5. Les formes de gouvernement.
La Chine est gouvernée par le Parti communiste, omniprésent. C'est une institution qui reste très opaque. L'idéologie révolutionnaire est officiellement abandonnée en 1978.
Guiheux explique qu'il existe une forme de démocratie au niveau des villages, notamment par l'intermédiaire des assemblées populaires. Le droit a pris une certaine importance et il arrive que le peuple manifeste dans certains cas.
Bien sûr, le régime reste autoritaire. C'est un système qui profite avant tout aux élites et l'avis du peuple est presque jamais pris en compte. Le Parti laisse faire tant que le système en lui-même n'est pas remis en cause. Les membres du Parti se réunissent régulièrement et la défiance qui existait entre Mao et les autres dirigeants n'existe plus.

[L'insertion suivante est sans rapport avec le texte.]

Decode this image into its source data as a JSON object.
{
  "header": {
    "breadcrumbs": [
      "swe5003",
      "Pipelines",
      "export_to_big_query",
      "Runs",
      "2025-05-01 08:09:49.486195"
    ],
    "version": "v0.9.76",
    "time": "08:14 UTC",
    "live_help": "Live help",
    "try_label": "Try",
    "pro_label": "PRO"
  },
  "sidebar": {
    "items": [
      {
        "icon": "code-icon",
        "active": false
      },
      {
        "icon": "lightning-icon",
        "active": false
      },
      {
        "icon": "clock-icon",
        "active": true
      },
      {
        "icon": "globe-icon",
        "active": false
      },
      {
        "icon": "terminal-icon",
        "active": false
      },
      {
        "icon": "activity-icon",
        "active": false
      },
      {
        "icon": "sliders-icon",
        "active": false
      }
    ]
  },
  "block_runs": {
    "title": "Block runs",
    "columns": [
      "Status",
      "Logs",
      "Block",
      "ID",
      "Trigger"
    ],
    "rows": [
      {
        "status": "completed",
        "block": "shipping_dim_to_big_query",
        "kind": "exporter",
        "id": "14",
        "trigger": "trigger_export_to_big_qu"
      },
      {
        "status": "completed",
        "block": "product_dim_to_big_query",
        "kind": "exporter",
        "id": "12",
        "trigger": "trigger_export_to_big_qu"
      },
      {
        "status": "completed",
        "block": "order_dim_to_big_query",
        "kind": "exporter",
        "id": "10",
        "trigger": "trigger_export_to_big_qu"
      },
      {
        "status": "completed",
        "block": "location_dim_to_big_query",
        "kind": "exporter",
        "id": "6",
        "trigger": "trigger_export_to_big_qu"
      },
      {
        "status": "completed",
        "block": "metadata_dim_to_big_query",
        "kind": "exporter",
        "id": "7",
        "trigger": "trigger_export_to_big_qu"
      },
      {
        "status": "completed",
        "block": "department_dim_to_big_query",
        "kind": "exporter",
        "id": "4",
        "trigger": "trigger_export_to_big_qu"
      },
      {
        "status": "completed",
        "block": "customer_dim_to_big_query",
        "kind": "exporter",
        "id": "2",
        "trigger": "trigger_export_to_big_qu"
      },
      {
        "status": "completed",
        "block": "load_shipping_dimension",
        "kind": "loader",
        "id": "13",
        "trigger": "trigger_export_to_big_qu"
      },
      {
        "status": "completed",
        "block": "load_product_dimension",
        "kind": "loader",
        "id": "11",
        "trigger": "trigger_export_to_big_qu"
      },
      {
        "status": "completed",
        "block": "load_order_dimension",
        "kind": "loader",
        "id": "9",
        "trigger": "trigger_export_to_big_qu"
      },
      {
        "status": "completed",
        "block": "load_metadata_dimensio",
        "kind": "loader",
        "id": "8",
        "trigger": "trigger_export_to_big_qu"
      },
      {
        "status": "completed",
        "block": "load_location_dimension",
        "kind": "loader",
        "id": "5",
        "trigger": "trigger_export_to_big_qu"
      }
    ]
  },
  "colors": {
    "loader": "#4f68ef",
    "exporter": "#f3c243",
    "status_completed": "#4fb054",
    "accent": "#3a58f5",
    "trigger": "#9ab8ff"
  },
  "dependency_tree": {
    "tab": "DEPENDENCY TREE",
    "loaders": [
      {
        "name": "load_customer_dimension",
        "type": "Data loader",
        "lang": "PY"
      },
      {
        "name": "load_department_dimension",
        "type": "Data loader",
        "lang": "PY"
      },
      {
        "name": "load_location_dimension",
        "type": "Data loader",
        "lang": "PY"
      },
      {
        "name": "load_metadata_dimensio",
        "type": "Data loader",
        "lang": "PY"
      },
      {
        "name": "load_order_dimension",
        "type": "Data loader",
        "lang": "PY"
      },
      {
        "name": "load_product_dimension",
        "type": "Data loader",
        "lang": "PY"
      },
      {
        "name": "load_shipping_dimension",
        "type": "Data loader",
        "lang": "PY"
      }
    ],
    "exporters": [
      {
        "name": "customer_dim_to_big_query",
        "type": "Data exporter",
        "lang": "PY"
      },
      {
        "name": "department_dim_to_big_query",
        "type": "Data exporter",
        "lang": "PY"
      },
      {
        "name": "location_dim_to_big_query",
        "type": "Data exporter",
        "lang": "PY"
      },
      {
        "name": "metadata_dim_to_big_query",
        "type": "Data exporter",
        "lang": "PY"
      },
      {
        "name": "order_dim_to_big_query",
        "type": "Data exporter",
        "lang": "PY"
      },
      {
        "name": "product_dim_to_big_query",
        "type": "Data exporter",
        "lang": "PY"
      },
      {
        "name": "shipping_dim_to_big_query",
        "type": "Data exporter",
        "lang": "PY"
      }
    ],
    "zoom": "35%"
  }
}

Le régime va-t-il naturellement vers la démocratie ? Les chercheurs ne sont pas d'accord avec la réponse. Le Parti a surtout su montrer sa capacité à s'adapter à la société.
6. La création de richesse.
L'économie chinoise a été une des premières de la planète au moins depuis le XIVe siècle. C'est avec l'apparition du capitalisme moderne au XIXe siècle, que la Chine connaît une période de déclin.
Nous avons vu que la politique de Mao fut une catastrophe, en provoquant notamment une famine. Après sa mort, la Chine s'ouvre à l'économie de marché. Cela va aboutir à un système original, mais aussi en parti expérimental.
Les chercheurs ne sont pas d'accord sur les causes du succès chinois. Est-ce l'ouverture au capitalisme ? Est-ce simplement le pragmatisme des gouvernements ?
Ce système n'est pas exempt de problèmes : précarité salariales, pollution et inégalités sociales en hausse. Finalement, ce sont un peu les mêmes problèmes qui s'observent en Europe.
Seconde économie du monde, la Chine reste un pays pauvre. Les actifs diminuent ce qui provoque un manque de main d’œuvre dans certaines zones. L'objectif est aussi d'augmenter la consommation des ménages, notamment en augmentant les dépenses sociales (pensions de retraites par exemple).
7. Éducation et culture.
Au niveau de l'éducation, il y existe une grande inégalité au sein de la société chinoise. Dans les zones rurales, beaucoup d'habitants sont des illettrés, ce qui contraste avec les élites urbaines fortement éduqués.
La littérature chinoise retrouve un certain dynamisme et se montre même progressiste. Certains artistes, comme Lin Fengmian (1900-1991), ont des contacts avec les avant-gardes des pays européens. Il en va ainsi pour le cinéma. Chaplin séjournera en Chine. Il sortira d'ailleurs un film intitulé La comtesse de Hong-Kong en 1967.
Avec la Guerre Froide, la Chine s'aligne sur l'Union soviétique et arrêtent ses relations avec l'Occident. De la fin des années 1950 à la fin des années 1970, le pays est même replié sur lui-même.
Une tendance des dernières années, c'est quand même la massification et l'internationalisation de l'enseignement supérieur. L'illettrisme a été bien réduit grâce à l'enseignement obligatoire. La Chine investit beaucoup dans l'enseignement et la recherche.
La Propagande continue a s'appliquer, tout en se montrant tolérante. Certains artistes arrivent même à s'en émanciper habilement. Malgré tout, les opposants emprisonnés et la violation régulière des droits humains restent des réalités dramatiques.